Northfork

(2003) * Pg-13
94 min. distributer. Director: Michael Polish. Cast: James Woods, Nick Nolte, Daryl Hannah, Anthony Edwards, Mark Polish.

I've come to accept what some people see in Northfork, but as the credits rolled, you couldn't have convinced me that anyone anywhere would ever really want to watch it. Sanity returned, as I remembered P.T. Barnum competitor David Hannum's famous dictum "There's a sucker born every minute." Well, it's not a film reviewer's job to begrudge those who like a movie said reviewer finds repellent. But it is a reviewer's job to promote cinema he or she finds worthy while warning the public to avoid the rest. I'm warning you: don't waste your time on Northfork.

Northfork is billed, pretentiously, as the third part of the Polish Brothers' debut trilogy. While the press notes report the brothers' description of their style as an American version of Magical Realism, the notes also name-drop Terry Gilliam, who--with tongue in cheek--describes Time Bandits, Brazil, and The Adventures of Baron Munchausen as a trilogy. With its predecessors--the over-rated Twin Falls, Idaho and the practically unknown Jackpot--Northfork shares a Northwestern American setting and an obsessively derivative and self-important blankness.

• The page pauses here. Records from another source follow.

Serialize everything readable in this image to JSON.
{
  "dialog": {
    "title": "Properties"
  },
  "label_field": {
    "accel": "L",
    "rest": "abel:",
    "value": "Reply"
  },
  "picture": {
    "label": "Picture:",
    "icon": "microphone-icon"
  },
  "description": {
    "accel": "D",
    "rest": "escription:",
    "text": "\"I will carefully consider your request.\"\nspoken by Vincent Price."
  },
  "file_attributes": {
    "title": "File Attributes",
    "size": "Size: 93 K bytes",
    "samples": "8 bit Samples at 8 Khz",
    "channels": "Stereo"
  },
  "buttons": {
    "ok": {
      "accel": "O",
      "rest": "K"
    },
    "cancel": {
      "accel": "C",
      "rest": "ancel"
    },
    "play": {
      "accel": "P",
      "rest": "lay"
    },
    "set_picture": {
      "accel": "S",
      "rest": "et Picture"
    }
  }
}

In 1955, Northfork faces an apocalyptic "sea change": the town is to be flooded to accommodate hydroelectric dam-nation. The remaining squatter citizens must be bloodlessly evicted, so the job falls to a six-member Evacuation Committee, including Walter (James Woods) and his son Willis (writer-producer Mark Polish). Working in two-man teams, the trench-coated, fedora-wearing posse stumbles door-to-door around the eerie plains like government-sponsored Jehovah's Witnesses.

Meanwhile, a wacked-out priest (Nick Nolte) tries to pawn off a sick orphan (Duel Farnes) to the hardiest young couple he can find. The orphan fever-dreams throughout the picture, conjuring up a team of earthbound angels including, and here I think I'll quote the press kit, "the blind, double-amputee Happy (ANTHONY EDWARDS); the androgynous, childless Flower Hercules (DARYL HANNAH); the mute, stoical Cod (BEN FOSTER) and the drunken, cynical Cup of Tea (ROBIN SACHS)." Are you sold yet?

Lovers of eccentric cinema might like the sound of this, until they realize they've bought a ticket to a film-school nightmare. The Polish brothers (Michael co-wrote, produced, and directed) obviously love the film heroes on which their generation (and mine) was weaned: the Coens, Gilliam, Lynch. But surely no one who likes the Coens, Gilliam, and Lynch could stand to sit through this pap, could they?

I can credit M. David Mullen's fancy cinematography and the Polishs' ambition to explore themes around dealing with life-changing reorientation, but I cringe at the results all the same. The accomplished cast plugs ahead gamely, no doubt attracted by Nolte's involvement (Nolte joined the project after appearing with both Polishes in Neil Jordan's The Good Thief). But watching these actors flail is like rubbernecking at a ten-car pile-up.

Though their films are set in the Northwest, the Polish's form and content are all over the map. Northfork appears to have been storyboarded within an inch of its "life" as it peddles tired, thuddingly obvious symbolism. Early on, the Committee of identically dressed white men in dark hats step out of their black sedans, and stride past a row of generators, down a concrete corridor to a meeting hall located at the heart of the "Power House." Aha! I get it!

Taken on its own, this lark on corrupt authority might have taken flight. In the context of lugubrious Biblical imagery and earnest, heart-tugging sentiment ("We are all angels. It is what we do with our wings which separates us"), and worse, resistible pop culture shtick (at one point, a character deadpans, "What're you talking about, Willis?"), Northfork quickly becomes an insufferable load of hooey. The film ends with the comment "It's a lesson it's taken me sixty years to learn." After twenty minutes, I was ready to run screaming from the theater. I stayed so you won't have to. Every time the credits roll, a critic gets its wings.